First-year students participate in Cardinal First Fridays—monthly interactive workshops that cover topics like time management, registration and building a winning résumé.
“The programming is intended to build community among our first-generation students, faculty and staff from their first day of college to their last,” said Carballo. “It connects them with resources, experiences, opportunities and network to help them thrive during their North Central experience and beyond.”
In addition to the first-year programming, students attend Sophomore Suppers as well as Penultimate and Homestretch lunch workshops, offering students a chance for networking and professional development up until graduation.
Since the program launched in fall 2015, 95 percent of Cardinal First participants return for their second year at the College.
Cardinal First participants also have the opportunity to apply for a renewable $500 scholarship.
“Since implementing the scholarship, involvement in the program has steadily increased with more than 100 first-year students attending Cardinal First Fridays,” said Carballo. “In addition, more than 100 sophomores have engaged with the Sophomore Suppers.”
The program ends with a pinning ceremony the day before commencement.
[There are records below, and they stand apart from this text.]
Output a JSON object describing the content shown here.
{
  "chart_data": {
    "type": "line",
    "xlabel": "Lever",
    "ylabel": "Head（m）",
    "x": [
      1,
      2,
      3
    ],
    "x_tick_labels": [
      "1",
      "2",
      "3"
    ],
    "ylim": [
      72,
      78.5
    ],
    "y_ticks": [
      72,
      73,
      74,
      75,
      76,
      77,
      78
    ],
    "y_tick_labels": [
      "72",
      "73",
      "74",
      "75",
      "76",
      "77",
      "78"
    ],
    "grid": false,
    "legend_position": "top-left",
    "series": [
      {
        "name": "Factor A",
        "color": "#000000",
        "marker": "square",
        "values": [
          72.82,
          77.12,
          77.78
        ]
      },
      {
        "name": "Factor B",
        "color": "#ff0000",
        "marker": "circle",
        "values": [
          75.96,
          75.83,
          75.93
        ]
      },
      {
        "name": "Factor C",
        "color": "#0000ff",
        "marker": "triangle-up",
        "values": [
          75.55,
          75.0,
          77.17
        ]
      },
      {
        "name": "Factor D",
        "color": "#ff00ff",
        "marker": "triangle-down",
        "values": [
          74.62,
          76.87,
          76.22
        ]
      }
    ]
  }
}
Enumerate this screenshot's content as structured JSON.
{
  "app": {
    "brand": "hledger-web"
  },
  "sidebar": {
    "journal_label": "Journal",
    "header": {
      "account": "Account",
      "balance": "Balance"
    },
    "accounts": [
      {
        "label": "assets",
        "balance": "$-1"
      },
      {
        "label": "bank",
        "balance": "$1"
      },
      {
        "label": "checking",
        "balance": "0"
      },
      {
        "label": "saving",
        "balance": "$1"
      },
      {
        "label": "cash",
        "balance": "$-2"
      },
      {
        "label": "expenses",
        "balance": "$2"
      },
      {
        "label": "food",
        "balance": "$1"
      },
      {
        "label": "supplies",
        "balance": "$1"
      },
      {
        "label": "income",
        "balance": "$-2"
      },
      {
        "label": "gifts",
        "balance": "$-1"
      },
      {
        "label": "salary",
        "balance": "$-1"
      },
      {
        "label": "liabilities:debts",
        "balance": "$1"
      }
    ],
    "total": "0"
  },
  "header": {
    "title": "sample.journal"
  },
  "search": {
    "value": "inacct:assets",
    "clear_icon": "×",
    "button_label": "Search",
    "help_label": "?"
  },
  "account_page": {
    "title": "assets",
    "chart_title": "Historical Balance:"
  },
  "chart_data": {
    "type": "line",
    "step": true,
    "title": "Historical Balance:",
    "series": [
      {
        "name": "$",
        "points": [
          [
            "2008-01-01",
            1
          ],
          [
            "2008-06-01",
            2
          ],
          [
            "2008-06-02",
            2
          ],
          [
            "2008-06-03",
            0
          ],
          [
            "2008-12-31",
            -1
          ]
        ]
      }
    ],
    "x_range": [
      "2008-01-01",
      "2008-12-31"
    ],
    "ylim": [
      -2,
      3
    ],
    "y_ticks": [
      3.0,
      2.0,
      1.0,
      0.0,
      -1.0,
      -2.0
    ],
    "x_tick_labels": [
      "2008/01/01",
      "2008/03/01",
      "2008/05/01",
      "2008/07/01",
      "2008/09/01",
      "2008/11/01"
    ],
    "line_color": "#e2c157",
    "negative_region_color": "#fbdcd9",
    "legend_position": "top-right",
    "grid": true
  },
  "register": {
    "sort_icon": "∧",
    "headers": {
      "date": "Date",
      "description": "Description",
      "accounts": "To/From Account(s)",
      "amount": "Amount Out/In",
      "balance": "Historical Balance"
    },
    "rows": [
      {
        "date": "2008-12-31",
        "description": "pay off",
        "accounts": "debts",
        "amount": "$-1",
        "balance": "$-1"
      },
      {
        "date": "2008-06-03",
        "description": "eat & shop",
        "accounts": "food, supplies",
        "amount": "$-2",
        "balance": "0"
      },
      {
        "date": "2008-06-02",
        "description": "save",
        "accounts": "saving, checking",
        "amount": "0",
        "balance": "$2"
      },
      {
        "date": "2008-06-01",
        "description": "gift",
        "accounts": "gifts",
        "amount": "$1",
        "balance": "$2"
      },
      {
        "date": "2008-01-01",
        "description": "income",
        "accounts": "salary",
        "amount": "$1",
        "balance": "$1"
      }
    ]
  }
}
Students choose a faculty member that was influential to their experience at the College to present them a pin.
“I really wish we had a program like this when I was an undergraduate,” said Stephen Maynard Caliendo, dean of North Central’s College of Arts and Sciences, and active faculty mentor for Cardinal First students.
For Paul Brandt, professor of chemistry, “One of the reasons I am teaching at a small institution such as North Central is that it gives me the opportunity to interact with students to a much greater extent than at a large institution. Cardinal First has student members that are probably not familiar with the way college 'works,’ much as I was not. I’m eager to help out students with any questions they have.”